Bone graft with inorganic mineral removed

Demineralized bone matrix (DBM) is allograft bone that has had the inorganic mineral removed, leaving behind the organic "collagen" matrix. It was first discovered by Marshall Urist in 1965 that the removal of the bone mineral exposes more biologically active bone morphogenetic proteins. These growth factors modulate the differentiation of progenitor cells into osteoprogenitor cells, which are responsible for bone and cartilage formation. As a result of the demineralization process, DBM is more biologically active than undemineralized bone grafts; conversely the mechanical properties are significantly diminished.

==Current clinical options==

The success of a bone graft is determined by its ability to recruit host cells to the site of the graft and modulate their conversion into bone forming cells such as osteoblasts, to repair the defect. This will depend on the osteoconductive, osteoinductive and osteogenic capabilities of the graft.

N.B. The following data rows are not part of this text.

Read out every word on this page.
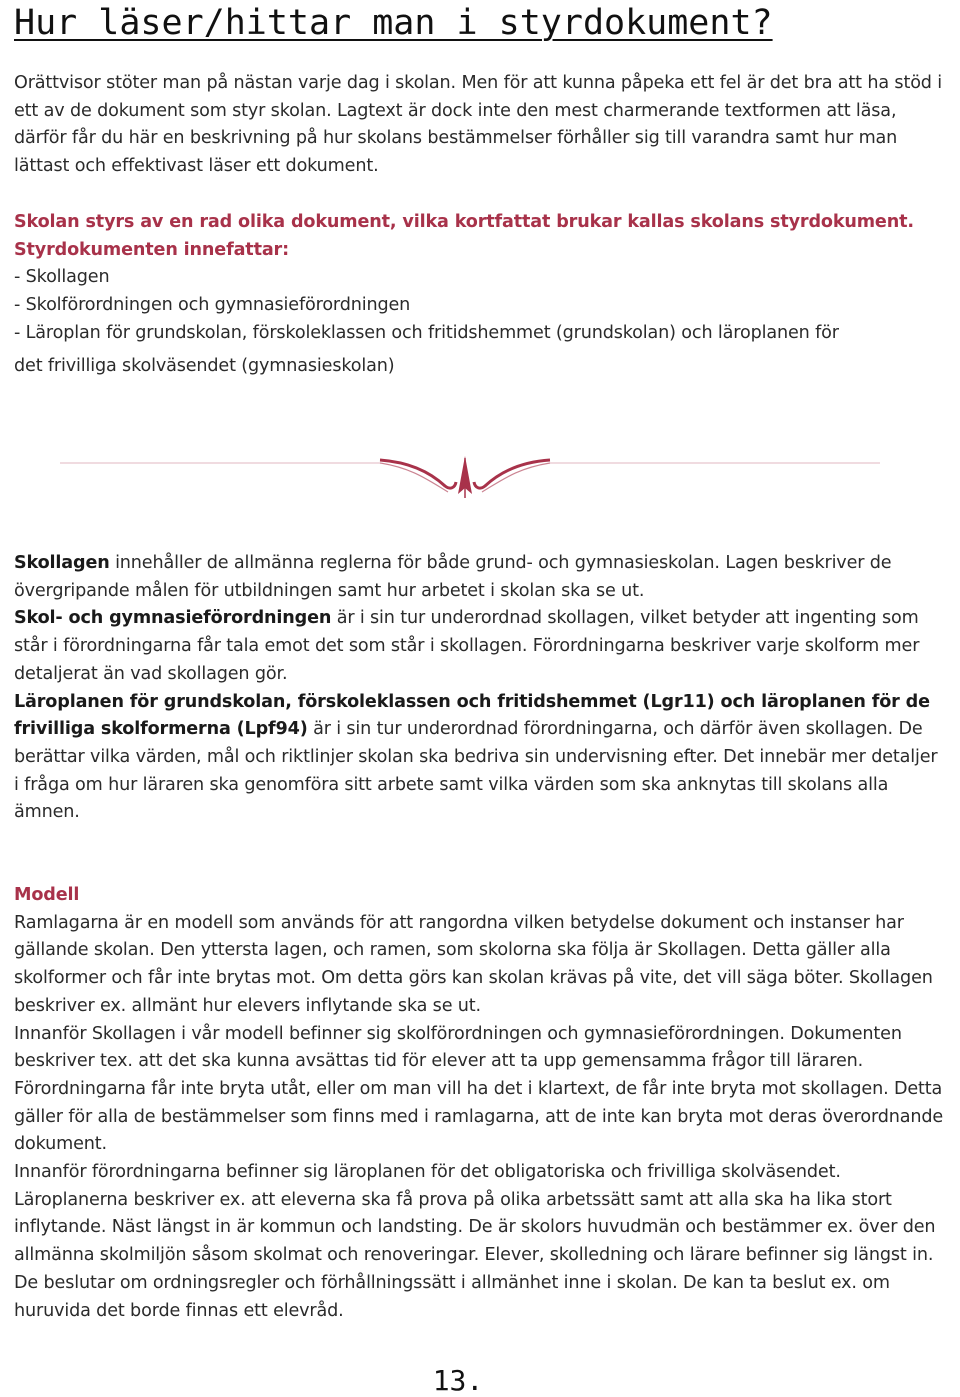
Hur läser/hittar man i styrdokument?

Orättvisor stöter man på nästan varje dag i skolan. Men för att kunna påpeka ett fel är det bra att ha stöd i ett av de dokument som styr skolan. Lagtext är dock inte den mest charmerande textformen att läsa, därför får du här en beskrivning på hur skolans bestämmelser förhåller sig till varandra samt hur man lättast och effektivast läser ett dokument.

Skolan styrs av en rad olika dokument, vilka kortfattat brukar kallas skolans styrdokument.

Styrdokumenten innefattar:

- Skollagen
- Skolförordningen och gymnasieförordningen
- Läroplan för grundskolan, förskoleklassen och fritidshemmet (grundskolan) och läroplanen för
det frivilliga skolväsendet (gymnasieskolan)

Skollagen innehåller de allmänna reglerna för både grund- och gymnasieskolan. Lagen beskriver de övergripande målen för utbildningen samt hur arbetet i skolan ska se ut.

Skol- och gymnasieförordningen är i sin tur underordnad skollagen, vilket betyder att ingenting som står i förordningarna får tala emot det som står i skollagen. Förordningarna beskriver varje skolform mer detaljerat än vad skollagen gör.

Läroplanen för grundskolan, förskoleklassen och fritidshemmet (Lgr11) och läroplanen för de frivilliga skolformerna (Lpf94) är i sin tur underordnad förordningarna, och därför även skollagen. De berättar vilka värden, mål och riktlinjer skolan ska bedriva sin undervisning efter. Det innebär mer detaljer i fråga om hur läraren ska genomföra sitt arbete samt vilka värden som ska anknytas till skolans alla ämnen.

Modell

Ramlagarna är en modell som används för att rangordna vilken betydelse dokument och instanser har gällande skolan. Den yttersta lagen, och ramen, som skolorna ska följa är Skollagen. Detta gäller alla skolformer och får inte brytas mot. Om detta görs kan skolan krävas på vite, det vill säga böter. Skollagen beskriver ex. allmänt hur elevers inflytande ska se ut.

Innanför Skollagen i vår modell befinner sig skolförordningen och gymnasieförordningen. Dokumenten beskriver tex. att det ska kunna avsättas tid för elever att ta upp gemensamma frågor till läraren. Förordningarna får inte bryta utåt, eller om man vill ha det i klartext, de får inte bryta mot skollagen. Detta gäller för alla de bestämmelser som finns med i ramlagarna, att de inte kan bryta mot deras överordnande dokument.

Innanför förordningarna befinner sig läroplanen för det obligatoriska och frivilliga skolväsendet. Läroplanerna beskriver ex. att eleverna ska få prova på olika arbetssätt samt att alla ska ha lika stort inflytande. Näst längst in är kommun och landsting. De är skolors huvudmän och bestämmer ex. över den allmänna skolmiljön såsom skolmat och renoveringar. Elever, skolledning och lärare befinner sig längst in. De beslutar om ordningsregler och förhållningssätt i allmänhet inne i skolan. De kan ta beslut ex. om huruvida det borde finnas ett elevråd.

13.
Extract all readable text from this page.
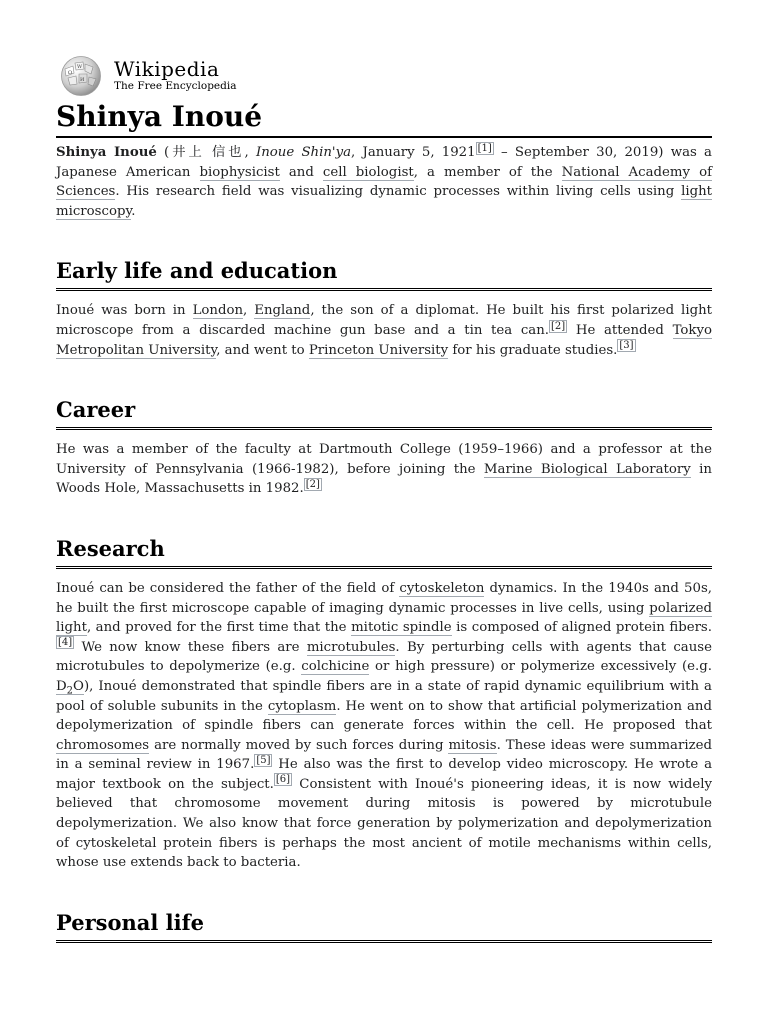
Ω
W
И Wikipedia
The Free Encyclopedia
Shinya Inoué

Shinya Inoué (井上 信也, Inoue Shin'ya, January 5, 1921 [1] – September 30, 2019) was a Japanese American biophysicist and cell biologist, a member of the National Academy of Sciences. His research field was visualizing dynamic processes within living cells using light microscopy.

Early life and education

Inoué was born in London, England, the son of a diplomat. He built his first polarized light microscope from a discarded machine gun base and a tin tea can. [2] He attended Tokyo Metropolitan University, and went to Princeton University for his graduate studies. [3]

Career

He was a member of the faculty at Dartmouth College (1959–1966) and a professor at the University of Pennsylvania (1966-1982), before joining the Marine Biological Laboratory in Woods Hole, Massachusetts in 1982. [2]

Research

Inoué can be considered the father of the field of cytoskeleton dynamics. In the 1940s and 50s, he built the first microscope capable of imaging dynamic processes in live cells, using polarized light, and proved for the first time that the mitotic spindle is composed of aligned protein fibers.[4] We now know these fibers are microtubules. By perturbing cells with agents that cause microtubules to depolymerize (e.g. colchicine or high pressure) or polymerize excessively (e.g. $D_2O$), Inoué demonstrated that spindle fibers are in a state of rapid dynamic equilibrium with a pool of soluble subunits in the cytoplasm. He went on to show that artificial polymerization and depolymerization of spindle fibers can generate forces within the cell. He proposed that chromosomes are normally moved by such forces during mitosis. These ideas were summarized in a seminal review in 1967. [5] He also was the first to develop video microscopy. He wrote a major textbook on the subject. [6] Consistent with Inoué's pioneering ideas, it is now widely believed that chromosome movement during mitosis is powered by microtubule depolymerization. We also know that force generation by polymerization and depolymerization of cytoskeletal protein fibers is perhaps the most ancient of motile mechanisms within cells, whose use extends back to bacteria.

Personal life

Currently, autograft bone harvested from the iliac crest is considered the 'gold standard' due to its superior osteogenic properties. However, associated donor site morbidity, an increased surgery and recovery time, and a limited supply of donor bone are limiting its use.

Allograft bone is a logical alternative to autograft. However, it must be rigorously processed and terminally sterilized prior to implantation to remove the risk of disease transmission or an immunological response. This processing removes the osteogenic and osteoinductive properties of the graft, leaving only an osteoconductive scaffold. These scaffolds are available in a range of preparations (such as morselized particles and struts) for different orthopaedic applications.

DBM has superior biological properties to undemineralised allograft bone, as the removal of the mineral increases the osteoinductivity of the graft.